The PageRank model is “Markovian” meaning that it’s a rule based model which goes through an evolutionary type of process. The transition from a current state to another state is based on a distribution of probabilities and future state are independant of past ones. The “Random surfer” model means that the process is to go from a starting point to any of the neighbours with the probabilities set as equal.
The motivation behind this work is that the PageRank model is particularly poor in showing how people actually navigate the web. It has been extremely useful in showing how people interact with the web, but in order to use this kind of data effectively, it needs to be more focused around individual users. The “Random walk” model is not true for everyone for example, not all neighbours are equal. This means that the PageRank algorithm isn’t effective in predicting web traffic. The authors look at this particular flaw and work to also include individual traffic patterns.
“Using the empirical traffic patterns generated by a thousand users over the course of two months, we characterize the properties of Web traffic that cannot be reproduced by Markovian models, in which destinations are independent of past decisions. In particular, we show that the diversity of sites visited by individual users is smaller and more broadly distributed than predicted by the PageRank model; that link traffic is more broadly distributed than predicted; and that the time between consecutive visits to the same site by a user is less broadly distributed than predicted.”
They propose to use an “Agent-based” model which “carries state information and can account for both individual and aggregate traffic patterns observed in real-world data”. The “Agent-based” model simulates the actions of different individuals. The behaviour of these agents over a whole network is analysed so that it can be possible to predict future actions of this kind. Each agent makes it’s own mind up on how to deal with situations and makes decisions based on a set of given rules. An agent-based model consists of a number of these agents and the relationships between them. This way we can observe even very complex behavioural pattens.
They collected individual web traffic data and found that hyperlink traffic is more broadly distributed than PageRank makes out. They observed that the empirical diversity of sites that users visited was both smaller and more broadly distributed than Pagerank makes out. And finally they saw that the districution of times between consecutive visits to the same site is narrower than they expected.
Their model is called BookRank. A list of bookmarks is kept and used as a “teleportation targets”, and tabbed browsing is used throughout. The agents maintain a list of bookmarks and the number of previous visits. The agents navigate the web according to a number of rules for example, a bookmark is added when a site has not been previously visited and the bookmarks are ranked from most to least visited. They use 1000 agents, so the pattern analysis was rather complex.
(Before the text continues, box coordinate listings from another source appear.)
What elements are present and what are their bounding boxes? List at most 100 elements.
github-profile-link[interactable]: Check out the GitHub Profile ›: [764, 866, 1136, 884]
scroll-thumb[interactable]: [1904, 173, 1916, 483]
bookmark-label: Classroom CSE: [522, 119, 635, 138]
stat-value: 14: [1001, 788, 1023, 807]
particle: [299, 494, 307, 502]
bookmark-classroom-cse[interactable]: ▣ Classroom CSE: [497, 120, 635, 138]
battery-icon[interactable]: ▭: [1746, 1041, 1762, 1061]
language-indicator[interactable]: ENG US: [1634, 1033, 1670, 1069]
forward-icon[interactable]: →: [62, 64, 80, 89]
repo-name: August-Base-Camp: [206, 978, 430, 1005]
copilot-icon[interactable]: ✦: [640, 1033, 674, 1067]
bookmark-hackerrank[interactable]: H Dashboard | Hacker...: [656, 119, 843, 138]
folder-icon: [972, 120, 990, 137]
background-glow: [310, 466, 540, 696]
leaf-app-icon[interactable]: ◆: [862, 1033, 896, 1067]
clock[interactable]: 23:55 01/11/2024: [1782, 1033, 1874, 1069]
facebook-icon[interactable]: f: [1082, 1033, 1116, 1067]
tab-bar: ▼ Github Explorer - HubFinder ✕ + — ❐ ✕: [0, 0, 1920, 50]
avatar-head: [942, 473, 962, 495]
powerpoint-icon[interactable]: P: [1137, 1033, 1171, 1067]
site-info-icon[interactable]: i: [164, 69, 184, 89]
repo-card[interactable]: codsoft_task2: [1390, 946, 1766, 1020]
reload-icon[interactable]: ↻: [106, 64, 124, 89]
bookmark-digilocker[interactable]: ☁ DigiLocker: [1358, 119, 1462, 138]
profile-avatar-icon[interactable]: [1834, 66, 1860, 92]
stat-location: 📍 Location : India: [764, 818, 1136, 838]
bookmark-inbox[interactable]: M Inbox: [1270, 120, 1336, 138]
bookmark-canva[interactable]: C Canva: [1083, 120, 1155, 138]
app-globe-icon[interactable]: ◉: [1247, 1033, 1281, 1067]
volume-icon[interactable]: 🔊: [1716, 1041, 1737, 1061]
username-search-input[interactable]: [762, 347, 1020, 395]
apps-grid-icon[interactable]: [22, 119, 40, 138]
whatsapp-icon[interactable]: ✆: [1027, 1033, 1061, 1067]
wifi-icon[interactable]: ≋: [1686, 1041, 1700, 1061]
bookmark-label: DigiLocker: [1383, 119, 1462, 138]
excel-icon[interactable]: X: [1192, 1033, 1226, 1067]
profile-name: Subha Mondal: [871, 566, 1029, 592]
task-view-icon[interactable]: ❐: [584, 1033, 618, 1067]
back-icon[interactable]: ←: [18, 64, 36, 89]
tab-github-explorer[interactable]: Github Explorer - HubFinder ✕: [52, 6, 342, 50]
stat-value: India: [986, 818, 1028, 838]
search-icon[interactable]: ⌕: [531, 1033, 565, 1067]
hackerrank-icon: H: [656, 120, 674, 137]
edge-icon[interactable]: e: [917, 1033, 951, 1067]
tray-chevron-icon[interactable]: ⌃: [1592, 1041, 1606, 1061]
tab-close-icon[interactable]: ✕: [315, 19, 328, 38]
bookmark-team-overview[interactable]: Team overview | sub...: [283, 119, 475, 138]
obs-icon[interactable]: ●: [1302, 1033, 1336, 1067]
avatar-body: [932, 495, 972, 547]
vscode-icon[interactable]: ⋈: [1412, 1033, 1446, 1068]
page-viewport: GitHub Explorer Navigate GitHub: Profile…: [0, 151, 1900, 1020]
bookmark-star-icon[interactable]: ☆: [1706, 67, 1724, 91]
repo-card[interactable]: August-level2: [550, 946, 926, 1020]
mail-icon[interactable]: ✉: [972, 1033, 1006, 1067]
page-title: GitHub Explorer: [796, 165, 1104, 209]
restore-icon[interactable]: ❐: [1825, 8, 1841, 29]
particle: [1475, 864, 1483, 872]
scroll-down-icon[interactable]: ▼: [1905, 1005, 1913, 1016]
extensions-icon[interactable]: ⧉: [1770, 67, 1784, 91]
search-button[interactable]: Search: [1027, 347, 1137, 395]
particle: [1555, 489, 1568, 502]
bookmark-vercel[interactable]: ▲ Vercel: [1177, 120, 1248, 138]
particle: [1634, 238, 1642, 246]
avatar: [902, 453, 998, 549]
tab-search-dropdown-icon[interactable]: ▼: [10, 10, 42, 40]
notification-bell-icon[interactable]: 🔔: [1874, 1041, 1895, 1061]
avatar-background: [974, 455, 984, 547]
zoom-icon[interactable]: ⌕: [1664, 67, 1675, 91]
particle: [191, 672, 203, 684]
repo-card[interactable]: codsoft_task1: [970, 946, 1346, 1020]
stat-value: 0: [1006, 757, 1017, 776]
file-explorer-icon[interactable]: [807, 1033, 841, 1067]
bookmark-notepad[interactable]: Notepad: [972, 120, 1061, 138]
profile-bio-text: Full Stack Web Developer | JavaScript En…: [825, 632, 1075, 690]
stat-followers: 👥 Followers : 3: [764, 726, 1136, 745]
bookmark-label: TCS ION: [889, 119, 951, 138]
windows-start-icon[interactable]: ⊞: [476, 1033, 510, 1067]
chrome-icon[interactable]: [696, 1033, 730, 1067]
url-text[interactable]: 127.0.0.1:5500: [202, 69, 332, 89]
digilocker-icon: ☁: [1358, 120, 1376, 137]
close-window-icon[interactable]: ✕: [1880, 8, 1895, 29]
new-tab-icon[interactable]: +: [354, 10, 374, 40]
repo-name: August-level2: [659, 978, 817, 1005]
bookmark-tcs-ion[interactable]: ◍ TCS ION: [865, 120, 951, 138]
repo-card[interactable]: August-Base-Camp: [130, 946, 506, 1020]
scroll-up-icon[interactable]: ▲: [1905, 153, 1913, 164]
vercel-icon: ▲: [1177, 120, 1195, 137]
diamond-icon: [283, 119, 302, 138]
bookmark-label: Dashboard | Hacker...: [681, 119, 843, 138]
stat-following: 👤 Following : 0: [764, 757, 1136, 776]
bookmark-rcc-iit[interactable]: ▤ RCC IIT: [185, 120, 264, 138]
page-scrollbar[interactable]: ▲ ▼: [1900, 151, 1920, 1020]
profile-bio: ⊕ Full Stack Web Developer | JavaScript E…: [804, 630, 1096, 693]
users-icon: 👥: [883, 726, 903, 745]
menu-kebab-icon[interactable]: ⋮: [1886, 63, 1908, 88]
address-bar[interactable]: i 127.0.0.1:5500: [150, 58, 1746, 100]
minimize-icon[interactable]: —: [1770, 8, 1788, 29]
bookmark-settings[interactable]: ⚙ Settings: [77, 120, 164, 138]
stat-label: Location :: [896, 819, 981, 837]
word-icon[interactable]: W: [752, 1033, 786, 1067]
The BookRank model did better at approximating link traffic values than PageRank for example but as the authors say, it still suffers from limitations such as the probability of ending a session lengths, it doesn’t take into the account that users often have many tabs open (like I do), and users have a whole host of unpredictable behaviours. They are going to look at topic dependant nodes as well so that the user only has a number of particular nodes to jump to. Also they rightly mention that not all pages are equally likely to be the end node of a session.
The best way I think is for more personalised results to appear so that we can each have a number of nodes that we are likely to transition to rather than take into the equation the entire web. There are a huge number of sites that I am never going to visit, so these sites have a much lower probability (0 even) that I will even visit them. I am unlikely to visit a site about “Salmon Breeding” or “pygmy hippos” - wait I just did. Those sites though, considering my searching habits over the last 5 years are very unlikely to show up in my web graph. The useful thing about narrowing down the probabilities is that I can get higher precision but recall may suffer unless it’s a flexible model.
Why should you care?
It’s just another interesting ranking algorithm and it shows you that there is still quite a lot research going in to this area, in fact it is more important than ever to be able to access information properly. This gives a different perspective on the problem than the PageRank model does.